Maybe, maybe, this will come off as propagandist to some audiences. “Sisu” pays tribute to the Finnish spirit; English translations of the title will stumble over a lexical gap, but the gist of it is “intestinal fortitude.” “Sisu” is about gumption and determination, Finland’s allegiant rollercoaster ride throughout WWII, and what kind of country produces people capable of digging deep into the bowels of their being to keep fighting against the bleakest odds. It’s also about Slavic folklore in the same incidental way as the “John Wick” films. The assassin underworld has its Baba Yaga. Helldorf and his men have their Koschei the Deathless. Pity Helldorf. At least John Wick is good for a quick death. Korpi is just good for death, period, any way he can mete it out.
Beyond the happy coincidence of a mythological motif and a high body count, “Sisu” has nothing in common with “John Wick,” the action film to which all other action films getting made right now are obliged to be compared. In “Sisu,” Helander honors the Spaghetti Western by referencing its masters, such as Sergio Leone, Sergio Corbucci, Gianfranco Parolini, and Giulio Petroni.

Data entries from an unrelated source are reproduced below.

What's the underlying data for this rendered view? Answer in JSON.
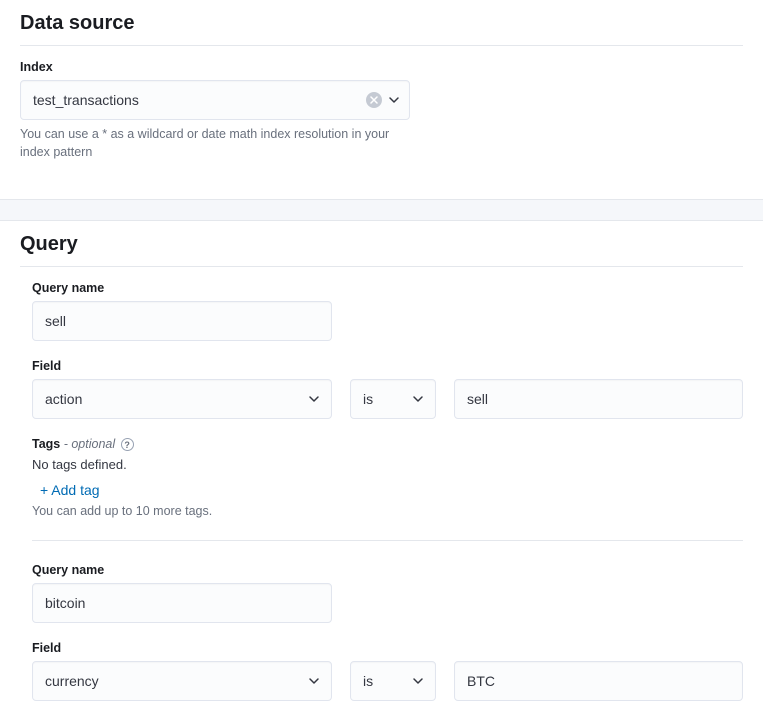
{
  "dataSource": {
    "title": "Data source",
    "indexLabel": "Index",
    "indexValue": "test_transactions",
    "indexHelp": "You can use a * as a wildcard or date math index resolution in your index pattern"
  },
  "querySection": {
    "title": "Query",
    "queryNameLabel": "Query name",
    "fieldLabel": "Field",
    "tagsLabel": "Tags",
    "tagsOptional": " - optional",
    "noTagsText": "No tags defined.",
    "addTagLabel": "+ Add tag",
    "tagsHelp": "You can add up to 10 more tags.",
    "queries": [
      {
        "name": "sell",
        "field": "action",
        "operator": "is",
        "value": "sell"
      },
      {
        "name": "bitcoin",
        "field": "currency",
        "operator": "is",
        "value": "BTC"
      }
    ]
  }
}
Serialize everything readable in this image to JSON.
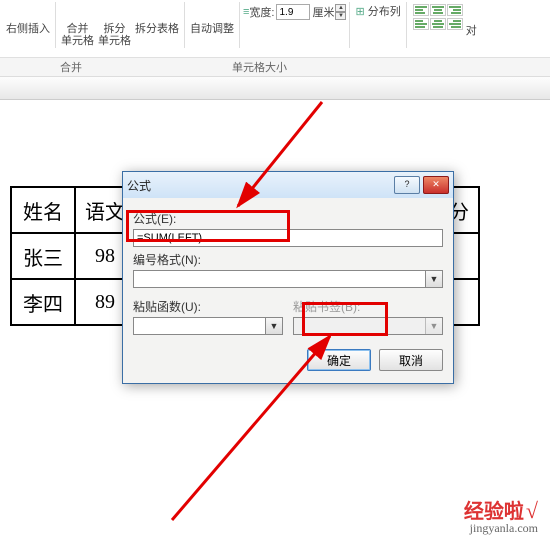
{
  "ribbon": {
    "insert_right": "右侧插入",
    "merge": "合并",
    "merge_sub": "单元格",
    "split": "拆分",
    "split_sub": "单元格",
    "split_table": "拆分表格",
    "autofit": "自动调整",
    "width_icon": "≡",
    "width_label": "宽度:",
    "width_value": "1.9",
    "width_unit": "厘米",
    "distribute": "分布列",
    "align_suffix": "对"
  },
  "groups": {
    "merge_group": "合并",
    "size_group": "单元格大小"
  },
  "table": {
    "headers": [
      "姓名",
      "语文",
      "总分"
    ],
    "rows": [
      {
        "name": "张三",
        "score": "98"
      },
      {
        "name": "李四",
        "score": "89"
      }
    ]
  },
  "dialog": {
    "title": "公式",
    "formula_label": "公式(E):",
    "formula_value": "=SUM(LEFT)",
    "number_format_label": "编号格式(N):",
    "number_format_value": "",
    "paste_func_label": "粘贴函数(U):",
    "paste_func_value": "",
    "paste_bookmark_label": "粘贴书签(B):",
    "paste_bookmark_value": "",
    "ok": "确定",
    "cancel": "取消",
    "help_icon": "?",
    "close_icon": "✕"
  },
  "watermark": {
    "line1": "经验啦",
    "check": "√",
    "line2": "jingyanla.com"
  }
}
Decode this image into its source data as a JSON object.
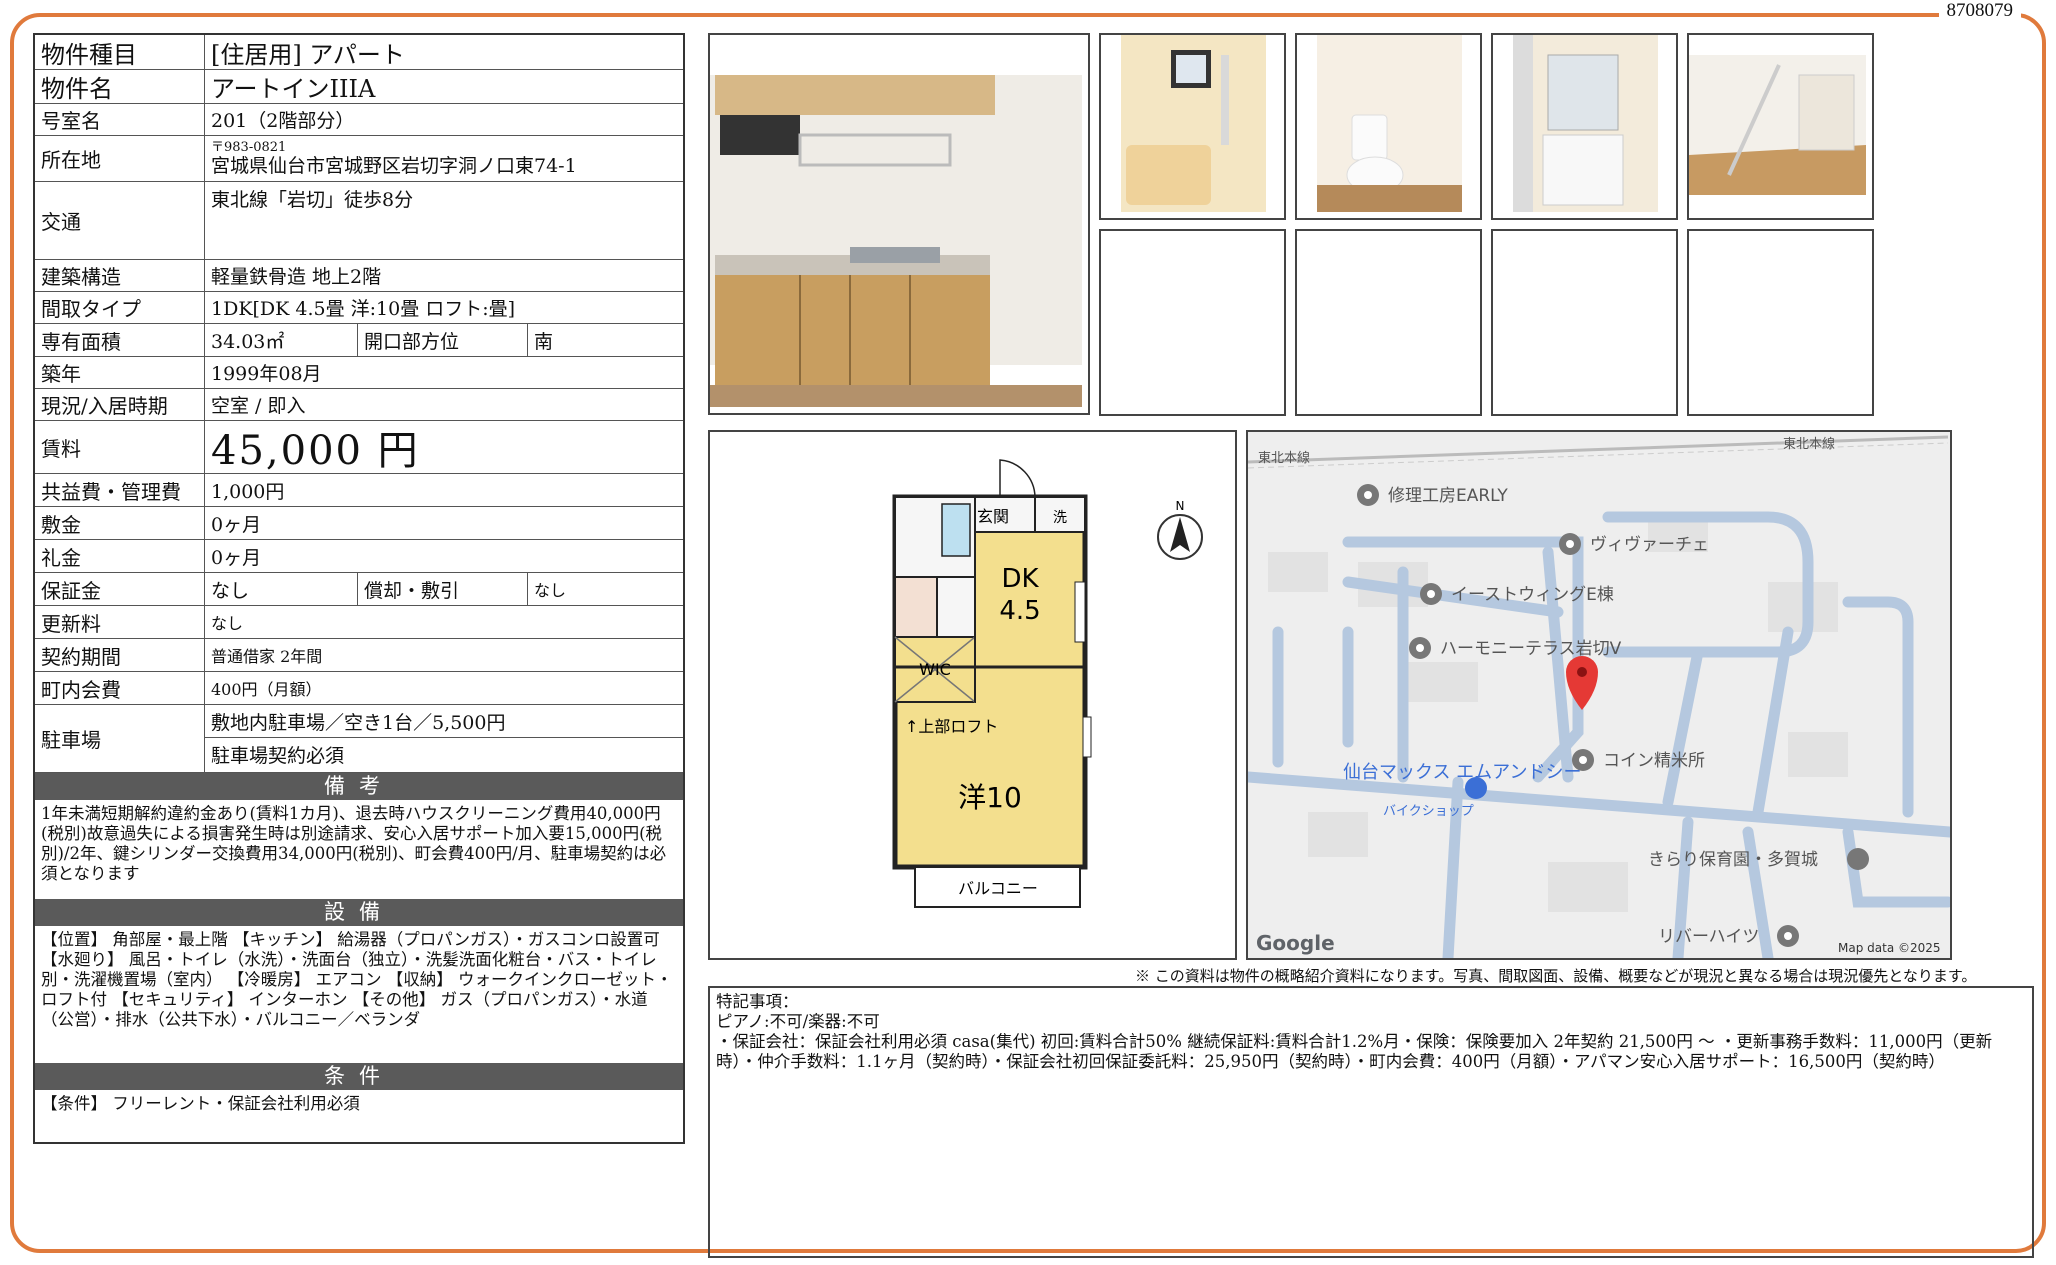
{
  "doc_number": "8708079",
  "property": {
    "type_label": "物件種目",
    "type_value": "[住居用] アパート",
    "name_label": "物件名",
    "name_value": "アートインIIIA",
    "room_label": "号室名",
    "room_value": "201（2階部分）",
    "address_label": "所在地",
    "postal": "〒983-0821",
    "address_value": "宮城県仙台市宮城野区岩切字洞ノ口東74-1",
    "transport_label": "交通",
    "transport_value": "東北線「岩切」徒歩8分",
    "structure_label": "建築構造",
    "structure_value": "軽量鉄骨造 地上2階",
    "layout_label": "間取タイプ",
    "layout_value": "1DK[DK 4.5畳 洋:10畳 ロフト:畳]",
    "area_label": "専有面積",
    "area_value": "34.03㎡",
    "direction_label": "開口部方位",
    "direction_value": "南",
    "built_label": "築年",
    "built_value": "1999年08月",
    "status_label": "現況/入居時期",
    "status_value": "空室 / 即入",
    "rent_label": "賃料",
    "rent_value": "45,000 円",
    "fee_label": "共益費・管理費",
    "fee_value": "1,000円",
    "deposit_label": "敷金",
    "deposit_value": "0ヶ月",
    "keymoney_label": "礼金",
    "keymoney_value": "0ヶ月",
    "guarantee_label": "保証金",
    "guarantee_value": "なし",
    "amort_label": "償却・敷引",
    "amort_value": "なし",
    "renewal_label": "更新料",
    "renewal_value": "なし",
    "contract_label": "契約期間",
    "contract_value": "普通借家 2年間",
    "townfee_label": "町内会費",
    "townfee_value": "400円（月額）",
    "parking_label": "駐車場",
    "parking_value1": "敷地内駐車場／空き1台／5,500円",
    "parking_value2": "駐車場契約必須"
  },
  "remarks": {
    "title": "備考",
    "text": "1年未満短期解約違約金あり(賃料1カ月)、退去時ハウスクリーニング費用40,000円(税別)故意過失による損害発生時は別途請求、安心入居サポート加入要15,000円(税別)/2年、鍵シリンダー交換費用34,000円(税別)、町会費400円/月、駐車場契約は必須となります"
  },
  "equipment": {
    "title": "設備",
    "text": "【位置】 角部屋・最上階 【キッチン】 給湯器（プロパンガス）・ガスコンロ設置可 【水廻り】 風呂・トイレ（水洗）・洗面台（独立）・洗髪洗面化粧台・バス・トイレ別・洗濯機置場（室内） 【冷暖房】 エアコン 【収納】 ウォークインクローゼット・ロフト付 【セキュリティ】 インターホン 【その他】 ガス（プロパンガス）・水道（公営）・排水（公共下水）・バルコニー／ベランダ"
  },
  "conditions": {
    "title": "条件",
    "text": "【条件】 フリーレント・保証会社利用必須"
  },
  "floorplan": {
    "entrance": "玄関",
    "wash": "洗",
    "dk": "DK",
    "dk_size": "4.5",
    "wic": "WIC",
    "loft": "↑上部ロフト",
    "western": "洋10",
    "balcony": "バルコニー",
    "north": "N"
  },
  "map": {
    "places": [
      "修理工房EARLY",
      "ヴィヴァーチェ",
      "イーストウィングE棟",
      "ハーモニーテラス岩切V",
      "コイン精米所",
      "仙台マックス エムアンドシー",
      "バイクショップ",
      "きらり保育園・多賀城",
      "リバーハイツ"
    ],
    "rail_left": "東北本線",
    "rail_right": "東北本線",
    "logo": "Google",
    "credit": "Map data ©2025"
  },
  "caution": "※ この資料は物件の概略紹介資料になります。写真、間取図面、設備、概要などが現況と異なる場合は現況優先となります。",
  "notes": {
    "title": "特記事項：",
    "line1": "ピアノ:不可/楽器:不可",
    "line2": "・保証会社：保証会社利用必須 casa(集代) 初回:賃料合計50% 継続保証料:賃料合計1.2%月・保険：保険要加入 2年契約 21,500円 〜 ・更新事務手数料：11,000円（更新時）・仲介手数料：1.1ヶ月（契約時）・保証会社初回保証委託料：25,950円（契約時）・町内会費：400円（月額）・アパマン安心入居サポート：16,500円（契約時）"
  },
  "colors": {
    "frame": "#e07a3c",
    "section": "#5a5a5a",
    "floor": "#f3df8e",
    "pin": "#e53935",
    "map_road": "#b5c8df"
  }
}
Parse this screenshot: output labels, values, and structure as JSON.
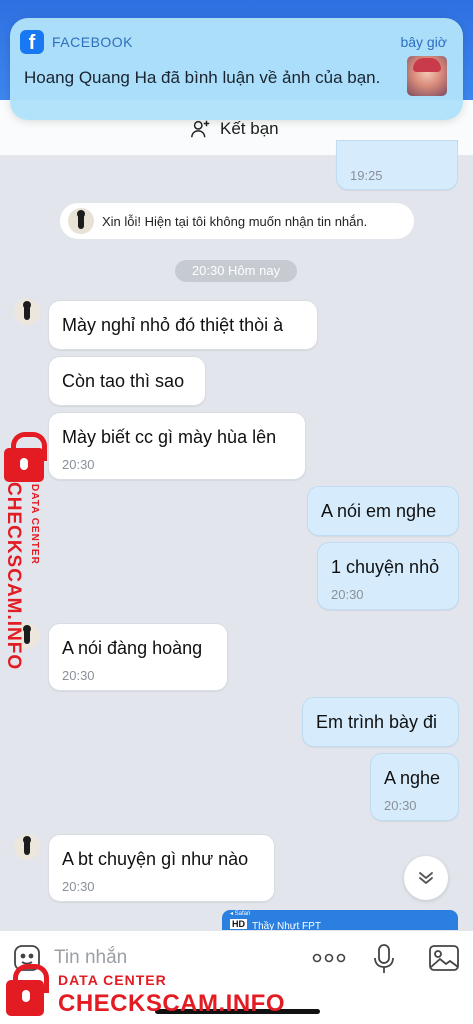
{
  "notification": {
    "app": "FACEBOOK",
    "time": "bây giờ",
    "message": "Hoang Quang Ha đã bình luận về ảnh của bạn."
  },
  "header": {
    "add_friend_label": "Kết bạn"
  },
  "prev_message": {
    "time": "19:25"
  },
  "system_message": "Xin lỗi! Hiện tại tôi không muốn nhận tin nhắn.",
  "date_separator": "20:30 Hôm nay",
  "messages": [
    {
      "dir": "in",
      "text": "Mày nghỉ nhỏ đó thiệt thòi à"
    },
    {
      "dir": "in",
      "text": "Còn tao thì sao"
    },
    {
      "dir": "in",
      "text": "Mày biết cc gì mày hùa lên",
      "time": "20:30"
    },
    {
      "dir": "out",
      "text": "A nói em nghe"
    },
    {
      "dir": "out",
      "text": "1 chuyện nhỏ",
      "time": "20:30"
    },
    {
      "dir": "in",
      "text": "A nói đàng hoàng",
      "time": "20:30"
    },
    {
      "dir": "out",
      "text": "Em trình bày đi"
    },
    {
      "dir": "out",
      "text": "A nghe",
      "time": "20:30"
    },
    {
      "dir": "in",
      "text": "A bt chuyện gì như nào",
      "time": "20:30"
    }
  ],
  "peek_bar": {
    "badge": "HD",
    "title": "Thầy Nhựt FPT",
    "source": "◂ Safari"
  },
  "composer": {
    "placeholder": "Tin nhắn"
  },
  "watermark": {
    "subtitle": "DATA CENTER",
    "title": "CHECKSCAM.INFO"
  },
  "colors": {
    "outgoing": "#d6ecfc",
    "incoming": "#ffffff",
    "accent": "#2f6fe0",
    "watermark": "#e31b23"
  }
}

The classic touches belie his gallows humor and cartoony ultraviolence. Such images as a Wehrmacht officer bursting into a cloud of viscera delight the same as Wile E. Coyote running off a cliff and make a nice complement to Helander’s brief reminders of the part Finland played in WWII. He’s not passing himself off as a history teacher, of course. He’s just providing us with notes. Besides, “Sisu” communicates the basics without glossing over the record, and best of all without taking up time better spent liquifying bad guys. [B+]
“Sisu” arrives in theaters on April 28.